Out in the hall, Blaine confronts Becky. Does she know something about the gun incident with Sue that he doesn’t? “Mind your own gay business, gay Blaine,” says Becky, indignantly. “I DON’T KNOW ANYTHING,” she screams, before she wreaks holy havoc in the hallway. Blaine is definitely suspicious.
Onstage, alone in the auditorium, Will day dreams about winning Regionals. Finn enters the room, snapping the teacher out of his reverie. Finn admits that Will was right about him needing to get his focus back. The Dean of Students is willing to give him college credit for the time he spends assisting the Glee club. He’s willing to come back. But only if he and Will can act as equals. No more fetching coffee and picking up dry cleaning (REALLY?). Will thinks that’s fair, but only if Finn can forgive him. He agrees and the two hug it out.
Back in the choir room, the “old Shue” is back–complimenting Unique and Tina, tolerating Sam and his weird alter ego.

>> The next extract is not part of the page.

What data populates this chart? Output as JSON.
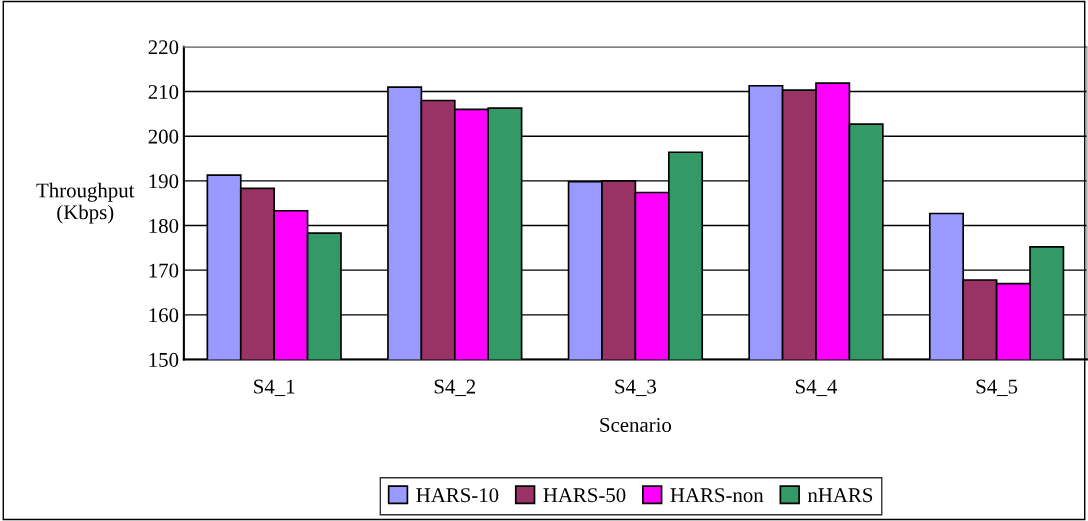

He tells the story of his time in the Glee Club, and their crazy teacher, Mrs Adler who used to stuff used Kleenexes up her sleeve. But heck…they were all crazy, and he loves the club very much and is sorry if anybody felt they didn’t have a voice. And at that moment, Finn walks into the room and the club celebrates! Marley is up. Oops. She hadn’t quite memorized the songs she was supposed to learn. BULLETIN: Those songs are out. Original songs are in! Hooray.
Back in New York City, Kurt takes chocolate chip cookies out of the oven while Rachel sits glumly at the kitchen table waiting for her call back. She pushes her phone away in frustration…they aren’t going to call. Not ever. Fanny was just a dream. Aw. Have one of Kurt’s delicious cookies, Rachel! Kurt wonders if she regrets singing Barbra for the audition. No way. Something so magical happened on the stage, that if the producers are so narrow minded or star obsessed….RING! It’s the producers! Kurt nervously nibbles a cookie while Rachel chats. She keeps cool until she gets off the phone and screams ecstatically. “I GOT A CALL BACK FOR FANNY!” The two scream and jump and hug. Oh happy day!
The episode ends in Lima. Marley is center stage as she begins her original song, “Outcast.” YAY US WE’RE OUTCASTS YOU WON’T BLOW OUR DREAMS AWAY. Etc. Etc. The rest of the club hops on stage to join her, and it’s a joyful dance party that culminates with Will somersaulting on stage, and hands in the air, and we’re out!